Monday, January 21, 2008

Big Commercila Paper Bites


Big institutional investors and hedge funds are big players in the CDS market, and the market for this particular type of derivative has grown to massive size.
In fact, the amount of CDS derivatives outstanding has doubled every year since 2004 – to a whopping $45.5 trillion today, according to the International Swaps and Derivatives Association. That’s up from just $632 billion in 2001 – a 70-fold increase in just six years.
The trouble is this: the global financial system has already suffered significant stress. Although credit market conditions are now substantially back to “normal” (as I described in my previous post), the damage has been done.
Banks and brokers have already owned-up to subprime losses and asset write-offs of nearly $150 billion since the third-quarter of 2007 (for a firm by firm “hit list” see table above).

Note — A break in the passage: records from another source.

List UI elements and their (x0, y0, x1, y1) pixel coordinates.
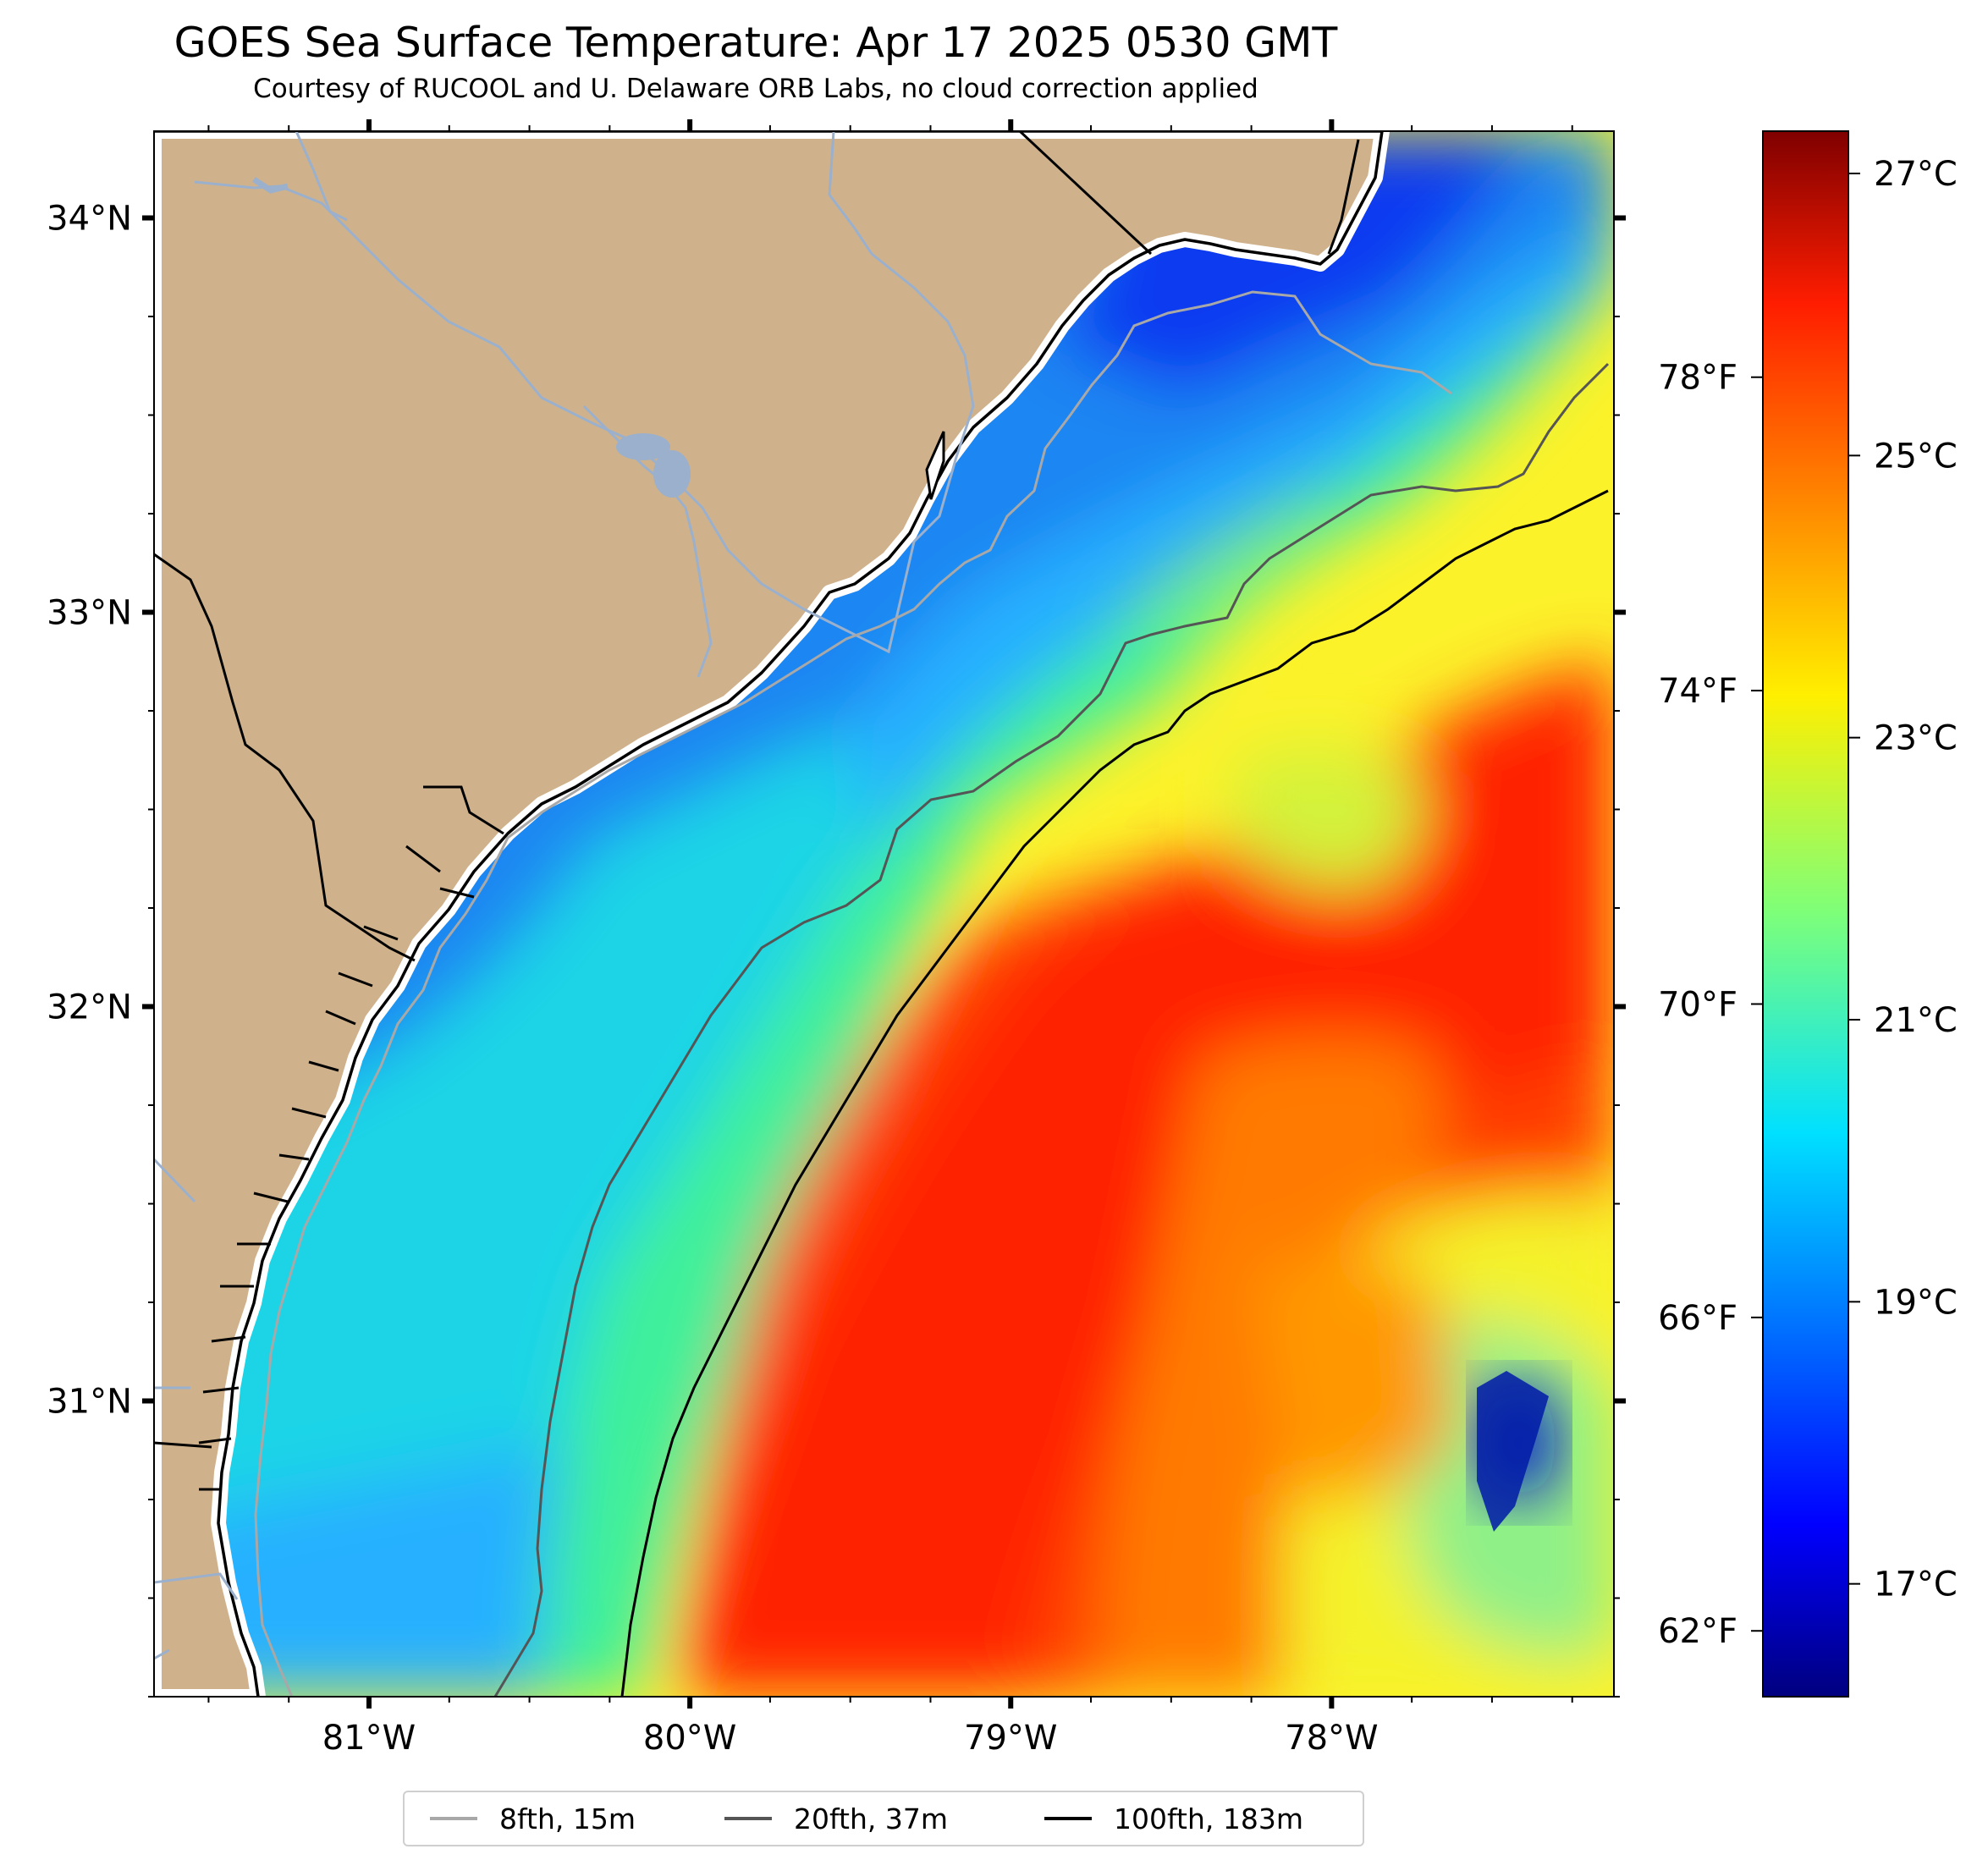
lat-tick-label: 31°N (47, 1383, 132, 1422)
colorbar-ticks: 17°C 19°C 21°C 23°C 25°C 27°C 62°F 66°F 70°F 74°F… (1658, 155, 1958, 1651)
cape-fear-spit (1327, 139, 1360, 255)
lake-marion (252, 177, 289, 194)
colorbar-label-c: 25°C (1874, 437, 1958, 476)
winyah-bay (925, 431, 945, 500)
colorbar-label-c: 17°C (1874, 1566, 1958, 1604)
page-title: GOES Sea Surface Temperature: Apr 17 202… (173, 19, 1338, 67)
colorbar-label-c: 27°C (1874, 155, 1958, 194)
colorbar-label-f: 62°F (1658, 1612, 1737, 1651)
coastline (154, 131, 1384, 1697)
colorbar-label-f: 70°F (1658, 985, 1737, 1024)
legend-label-8fth: 8fth, 15m (499, 1802, 636, 1835)
lon-tick-label: 81°W (322, 1719, 416, 1758)
colorbar-label-f: 78°F (1658, 359, 1737, 398)
lat-tick-label: 32°N (47, 988, 132, 1027)
lat-tick-label: 33°N (47, 594, 132, 633)
lon-tick-label: 78°W (1285, 1719, 1378, 1758)
colorbar (1762, 130, 1849, 1698)
colorbar-label-f: 66°F (1658, 1299, 1737, 1338)
page-subtitle: Courtesy of RUCOOL and U. Delaware ORB L… (253, 74, 1258, 104)
map-area (154, 131, 1614, 1697)
map-ticks: 81°W 80°W 79°W 78°W 34°N 33°N 32°N 31°N (47, 119, 1626, 1758)
legend-item-8fth: 8fth, 15m (430, 1792, 636, 1845)
lake-moultrie-2 (653, 450, 691, 498)
lake-moultrie (616, 433, 670, 460)
legend-swatch-100fth (1044, 1817, 1092, 1820)
boundary-nc-sc (1018, 131, 1153, 256)
colorbar-label-c: 23°C (1874, 719, 1958, 758)
lat-tick-label: 34°N (47, 200, 132, 239)
legend-label-100fth: 100fth, 183m (1114, 1802, 1303, 1835)
colorbar-label-f: 74°F (1658, 672, 1737, 711)
boundary-sc-ga (154, 553, 416, 962)
boundary-ga-fl (154, 1441, 212, 1449)
colorbar-label-c: 21°C (1874, 1001, 1958, 1040)
legend-item-100fth: 100fth, 183m (1044, 1792, 1303, 1845)
colorbar-label-c: 19°C (1874, 1283, 1958, 1322)
legend-label-20fth: 20fth, 37m (794, 1802, 948, 1835)
map-frame (153, 130, 1615, 1698)
legend: 8fth, 15m 20fth, 37m 100fth, 183m (403, 1791, 1364, 1846)
sea-islands-inlets (198, 785, 504, 1491)
river-pee-dee (194, 131, 975, 654)
contour-100fth (620, 489, 1609, 1697)
sst-field (154, 131, 1614, 1697)
contour-8fth (254, 290, 1452, 1697)
legend-item-20fth: 20fth, 37m (724, 1792, 948, 1845)
river-savannah (154, 1158, 239, 1660)
legend-swatch-8fth (430, 1817, 477, 1820)
sst-cold-core (1477, 1371, 1549, 1532)
lon-tick-label: 80°W (643, 1719, 736, 1758)
contour-20fth (493, 362, 1610, 1697)
legend-swatch-20fth (724, 1817, 772, 1820)
lon-tick-label: 79°W (964, 1719, 1057, 1758)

There is already evidence that last year’s subprime debacle is spilling over into this year’s junk bond market, credit card and auto loans; and now into commercial real estate too. Yet, the global default rate on high-yield bonds finished 2007 at a 26-year low of just 0.9 percent.
According to forecasts by Moody’s, the default rate will jump more than fivefold to 4.8% by the end of 2008. This growing default rate is sure to trigger massive losses in credit default swaps going forward.
Bond fund manager Bill Gross notes that, according to estimates from Goldman Sachs, "mortgage related losses of $200-$400 billion alone might lead to a pullback of $2 trillion of aggregate lending. Add to that my $250 billion loss estimate from CDS, as well as prospective losses in commercial real estate and credit cards in 2008 and you have a recipe for a contraction in credit leading to a recession."
Another dropping shoe that could go “thud” in the night!